California is moving toward an earlier cutoff age for kindergarten, requiring them to be 5 by Nov. 2 for the 2012-13 school year and they must be 5 by Oct. 2 for the 2013-14 school year. Many of the children affected could enroll in a transitional program to help prepare them academically and socially for kindergarten. However, with the California state budget still in miserable shape, Gov. Jerry Brown has proposed killing funding for transitional kindergarten, putting the program out of reach for many lower income families.
According to the Sacramento Bee, the elimination of funding for transitional kindergarten would save the state $223.7 million in 2012-13 and $672 million in 2014-15, when the program is fully implemented, but would deprive 125,000 kids from the opportunity to go to school. Since Brown’s budget would also eliminate 71,000 childcare positions, and there were already long waiting lists for subsidized childcare, many of those kids could end up without any sort of pre-k education, thus jeopardizing their later success.

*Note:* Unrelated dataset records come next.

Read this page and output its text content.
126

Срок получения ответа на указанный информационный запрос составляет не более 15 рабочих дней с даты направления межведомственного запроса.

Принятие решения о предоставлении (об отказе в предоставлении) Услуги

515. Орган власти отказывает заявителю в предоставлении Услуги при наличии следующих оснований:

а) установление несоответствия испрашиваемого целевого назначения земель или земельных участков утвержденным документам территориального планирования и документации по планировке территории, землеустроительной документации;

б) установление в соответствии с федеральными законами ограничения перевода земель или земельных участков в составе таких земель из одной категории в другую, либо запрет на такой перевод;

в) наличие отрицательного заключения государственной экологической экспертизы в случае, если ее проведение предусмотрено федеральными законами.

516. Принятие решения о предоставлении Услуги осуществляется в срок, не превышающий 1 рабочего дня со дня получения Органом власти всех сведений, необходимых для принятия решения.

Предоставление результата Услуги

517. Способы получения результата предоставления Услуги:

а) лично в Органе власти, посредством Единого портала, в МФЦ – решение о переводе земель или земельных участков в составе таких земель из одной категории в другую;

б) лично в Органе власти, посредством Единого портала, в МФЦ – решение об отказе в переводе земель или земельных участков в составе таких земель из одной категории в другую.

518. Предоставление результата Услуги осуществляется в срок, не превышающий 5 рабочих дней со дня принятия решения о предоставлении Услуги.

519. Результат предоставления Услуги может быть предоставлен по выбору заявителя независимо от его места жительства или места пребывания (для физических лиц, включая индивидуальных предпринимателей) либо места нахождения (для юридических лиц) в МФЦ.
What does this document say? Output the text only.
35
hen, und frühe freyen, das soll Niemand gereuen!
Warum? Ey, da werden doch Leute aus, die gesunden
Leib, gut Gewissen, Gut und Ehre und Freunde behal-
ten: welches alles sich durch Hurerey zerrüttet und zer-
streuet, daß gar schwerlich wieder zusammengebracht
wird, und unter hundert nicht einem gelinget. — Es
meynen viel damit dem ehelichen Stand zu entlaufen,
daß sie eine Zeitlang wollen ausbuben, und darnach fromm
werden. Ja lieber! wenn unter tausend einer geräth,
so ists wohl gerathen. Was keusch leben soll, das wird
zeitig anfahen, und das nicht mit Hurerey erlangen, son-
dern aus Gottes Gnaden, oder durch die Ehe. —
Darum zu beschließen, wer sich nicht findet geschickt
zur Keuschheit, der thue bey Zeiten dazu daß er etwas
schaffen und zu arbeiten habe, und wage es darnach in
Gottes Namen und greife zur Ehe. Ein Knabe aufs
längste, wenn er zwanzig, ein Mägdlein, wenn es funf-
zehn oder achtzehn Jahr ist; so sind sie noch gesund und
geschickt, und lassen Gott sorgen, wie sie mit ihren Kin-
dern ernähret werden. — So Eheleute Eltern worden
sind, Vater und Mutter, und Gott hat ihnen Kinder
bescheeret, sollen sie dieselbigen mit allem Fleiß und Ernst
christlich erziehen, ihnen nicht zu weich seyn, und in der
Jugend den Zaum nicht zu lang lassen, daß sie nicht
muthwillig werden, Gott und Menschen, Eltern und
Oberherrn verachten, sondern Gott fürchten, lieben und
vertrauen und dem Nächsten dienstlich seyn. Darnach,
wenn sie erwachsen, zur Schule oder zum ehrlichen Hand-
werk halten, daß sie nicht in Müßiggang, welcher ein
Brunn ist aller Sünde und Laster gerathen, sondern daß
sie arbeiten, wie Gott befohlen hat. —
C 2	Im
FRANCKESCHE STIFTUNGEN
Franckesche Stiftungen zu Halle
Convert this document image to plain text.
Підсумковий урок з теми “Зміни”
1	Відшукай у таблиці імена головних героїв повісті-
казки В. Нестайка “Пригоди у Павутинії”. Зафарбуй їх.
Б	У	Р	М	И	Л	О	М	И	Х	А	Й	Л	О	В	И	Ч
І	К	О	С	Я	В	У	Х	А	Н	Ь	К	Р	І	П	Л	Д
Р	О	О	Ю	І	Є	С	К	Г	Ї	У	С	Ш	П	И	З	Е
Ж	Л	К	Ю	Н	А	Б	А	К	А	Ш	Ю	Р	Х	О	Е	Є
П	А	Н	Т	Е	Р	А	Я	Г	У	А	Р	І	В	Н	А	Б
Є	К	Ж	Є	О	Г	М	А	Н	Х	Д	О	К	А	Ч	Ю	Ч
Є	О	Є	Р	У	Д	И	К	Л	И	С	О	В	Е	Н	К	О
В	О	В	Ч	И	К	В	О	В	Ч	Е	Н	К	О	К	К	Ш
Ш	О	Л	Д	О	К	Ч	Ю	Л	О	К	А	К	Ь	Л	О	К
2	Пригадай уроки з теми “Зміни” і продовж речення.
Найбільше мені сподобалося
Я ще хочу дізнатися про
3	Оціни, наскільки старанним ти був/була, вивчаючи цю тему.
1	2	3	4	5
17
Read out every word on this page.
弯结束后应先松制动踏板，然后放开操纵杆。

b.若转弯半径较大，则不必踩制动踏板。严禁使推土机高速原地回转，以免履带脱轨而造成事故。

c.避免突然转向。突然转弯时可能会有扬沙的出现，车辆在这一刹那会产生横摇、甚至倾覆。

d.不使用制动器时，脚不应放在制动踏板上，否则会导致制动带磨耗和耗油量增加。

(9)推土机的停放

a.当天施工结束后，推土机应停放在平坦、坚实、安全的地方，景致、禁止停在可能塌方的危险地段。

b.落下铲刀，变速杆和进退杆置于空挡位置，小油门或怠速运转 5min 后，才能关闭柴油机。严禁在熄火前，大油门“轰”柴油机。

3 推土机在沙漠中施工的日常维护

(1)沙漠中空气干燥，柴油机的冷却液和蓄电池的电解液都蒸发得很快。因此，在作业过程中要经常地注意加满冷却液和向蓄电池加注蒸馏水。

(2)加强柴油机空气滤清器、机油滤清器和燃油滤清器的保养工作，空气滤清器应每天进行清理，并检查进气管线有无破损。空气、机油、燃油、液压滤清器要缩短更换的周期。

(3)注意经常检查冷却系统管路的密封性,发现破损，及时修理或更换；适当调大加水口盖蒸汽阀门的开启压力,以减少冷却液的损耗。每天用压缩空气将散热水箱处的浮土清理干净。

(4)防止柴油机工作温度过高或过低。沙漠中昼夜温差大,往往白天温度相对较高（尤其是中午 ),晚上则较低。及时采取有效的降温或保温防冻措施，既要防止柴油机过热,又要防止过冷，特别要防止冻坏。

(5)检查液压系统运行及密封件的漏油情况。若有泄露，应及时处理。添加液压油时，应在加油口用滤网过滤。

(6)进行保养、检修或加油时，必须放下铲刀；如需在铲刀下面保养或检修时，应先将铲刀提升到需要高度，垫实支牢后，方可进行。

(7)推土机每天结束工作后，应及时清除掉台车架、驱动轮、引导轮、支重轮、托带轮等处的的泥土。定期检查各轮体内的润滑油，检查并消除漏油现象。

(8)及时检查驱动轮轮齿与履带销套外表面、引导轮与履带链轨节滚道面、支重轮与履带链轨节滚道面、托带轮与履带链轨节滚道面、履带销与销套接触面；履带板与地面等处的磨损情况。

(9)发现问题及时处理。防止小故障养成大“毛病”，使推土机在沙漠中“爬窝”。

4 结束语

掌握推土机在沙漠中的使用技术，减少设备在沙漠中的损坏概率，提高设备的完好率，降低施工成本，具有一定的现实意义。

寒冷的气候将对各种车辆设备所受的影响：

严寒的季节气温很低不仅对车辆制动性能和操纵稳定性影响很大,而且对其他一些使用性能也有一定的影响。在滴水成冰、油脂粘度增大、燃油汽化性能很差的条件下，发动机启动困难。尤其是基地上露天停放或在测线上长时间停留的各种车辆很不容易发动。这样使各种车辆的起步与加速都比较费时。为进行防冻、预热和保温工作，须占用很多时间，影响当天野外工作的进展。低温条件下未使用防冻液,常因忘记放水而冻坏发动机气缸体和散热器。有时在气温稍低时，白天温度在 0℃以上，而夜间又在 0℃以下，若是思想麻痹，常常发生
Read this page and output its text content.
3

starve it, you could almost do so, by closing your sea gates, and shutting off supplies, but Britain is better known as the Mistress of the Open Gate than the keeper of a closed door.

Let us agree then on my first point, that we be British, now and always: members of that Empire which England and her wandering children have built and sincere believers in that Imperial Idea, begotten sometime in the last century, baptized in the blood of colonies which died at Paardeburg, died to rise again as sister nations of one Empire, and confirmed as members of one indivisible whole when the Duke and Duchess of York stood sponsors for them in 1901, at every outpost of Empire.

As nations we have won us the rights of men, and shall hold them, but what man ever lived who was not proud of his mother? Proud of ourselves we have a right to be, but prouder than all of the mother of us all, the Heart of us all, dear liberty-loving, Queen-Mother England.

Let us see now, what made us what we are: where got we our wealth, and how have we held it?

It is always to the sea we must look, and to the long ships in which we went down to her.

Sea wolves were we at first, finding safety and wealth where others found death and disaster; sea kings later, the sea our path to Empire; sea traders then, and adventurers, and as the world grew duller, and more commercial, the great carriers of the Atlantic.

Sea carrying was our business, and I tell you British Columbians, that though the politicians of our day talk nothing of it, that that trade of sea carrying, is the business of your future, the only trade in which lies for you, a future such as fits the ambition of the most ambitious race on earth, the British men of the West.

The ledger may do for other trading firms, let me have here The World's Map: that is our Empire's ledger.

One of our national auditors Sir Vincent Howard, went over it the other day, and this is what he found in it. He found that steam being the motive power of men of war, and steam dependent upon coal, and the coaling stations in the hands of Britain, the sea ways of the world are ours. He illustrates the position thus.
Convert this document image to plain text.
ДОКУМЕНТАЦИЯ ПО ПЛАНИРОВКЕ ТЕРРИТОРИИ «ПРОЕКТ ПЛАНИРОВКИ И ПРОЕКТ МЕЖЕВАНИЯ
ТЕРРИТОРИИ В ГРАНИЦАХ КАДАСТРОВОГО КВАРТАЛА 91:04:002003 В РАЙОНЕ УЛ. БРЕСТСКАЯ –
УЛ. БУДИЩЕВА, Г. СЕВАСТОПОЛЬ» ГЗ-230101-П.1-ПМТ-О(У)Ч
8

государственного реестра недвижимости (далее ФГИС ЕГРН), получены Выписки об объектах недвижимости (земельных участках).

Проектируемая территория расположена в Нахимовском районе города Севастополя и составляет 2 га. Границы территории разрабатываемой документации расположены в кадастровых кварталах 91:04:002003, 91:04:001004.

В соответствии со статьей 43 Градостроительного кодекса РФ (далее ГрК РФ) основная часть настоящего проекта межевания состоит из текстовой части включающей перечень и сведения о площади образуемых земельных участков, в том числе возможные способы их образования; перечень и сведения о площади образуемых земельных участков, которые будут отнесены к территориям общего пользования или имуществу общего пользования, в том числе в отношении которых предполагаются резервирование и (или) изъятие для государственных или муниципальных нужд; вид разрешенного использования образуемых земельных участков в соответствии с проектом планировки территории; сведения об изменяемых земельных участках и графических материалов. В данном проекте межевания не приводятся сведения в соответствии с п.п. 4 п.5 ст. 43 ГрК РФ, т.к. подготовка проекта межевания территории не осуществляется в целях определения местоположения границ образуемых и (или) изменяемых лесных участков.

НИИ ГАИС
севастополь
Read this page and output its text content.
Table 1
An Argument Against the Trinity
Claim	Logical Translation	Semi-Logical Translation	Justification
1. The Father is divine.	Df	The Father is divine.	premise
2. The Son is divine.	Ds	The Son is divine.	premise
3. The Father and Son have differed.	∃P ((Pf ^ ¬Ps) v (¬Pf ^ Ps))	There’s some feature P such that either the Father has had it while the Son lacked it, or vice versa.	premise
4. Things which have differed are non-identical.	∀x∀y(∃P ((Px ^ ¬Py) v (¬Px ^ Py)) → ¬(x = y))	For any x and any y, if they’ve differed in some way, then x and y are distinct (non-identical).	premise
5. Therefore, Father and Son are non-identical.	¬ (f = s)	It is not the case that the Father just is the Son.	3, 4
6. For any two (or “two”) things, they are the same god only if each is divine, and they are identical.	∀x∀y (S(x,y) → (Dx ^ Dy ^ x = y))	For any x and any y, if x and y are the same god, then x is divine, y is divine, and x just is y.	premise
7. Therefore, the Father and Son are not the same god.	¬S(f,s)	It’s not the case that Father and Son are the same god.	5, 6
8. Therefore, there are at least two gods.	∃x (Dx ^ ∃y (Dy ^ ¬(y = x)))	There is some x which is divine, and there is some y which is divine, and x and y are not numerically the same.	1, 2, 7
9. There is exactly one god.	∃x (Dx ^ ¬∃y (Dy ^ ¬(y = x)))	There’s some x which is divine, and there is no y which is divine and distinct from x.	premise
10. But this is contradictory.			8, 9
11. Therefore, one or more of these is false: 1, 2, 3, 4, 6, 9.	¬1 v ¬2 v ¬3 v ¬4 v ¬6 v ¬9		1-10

There is already a significant class-based achievement gap by the time children enter kindergarten (see here, here, here and here), but quality preschool and transitional programs can help narrow the gap for some poor students. Delaying the age at which kids enter kindergarten also improves the chances that they are developmentally ready for kindergarten. However, if they have not been in preschool or other transitional programs prior to starting kindergarten, they may still lack the social and academic skills necessary to thrive there.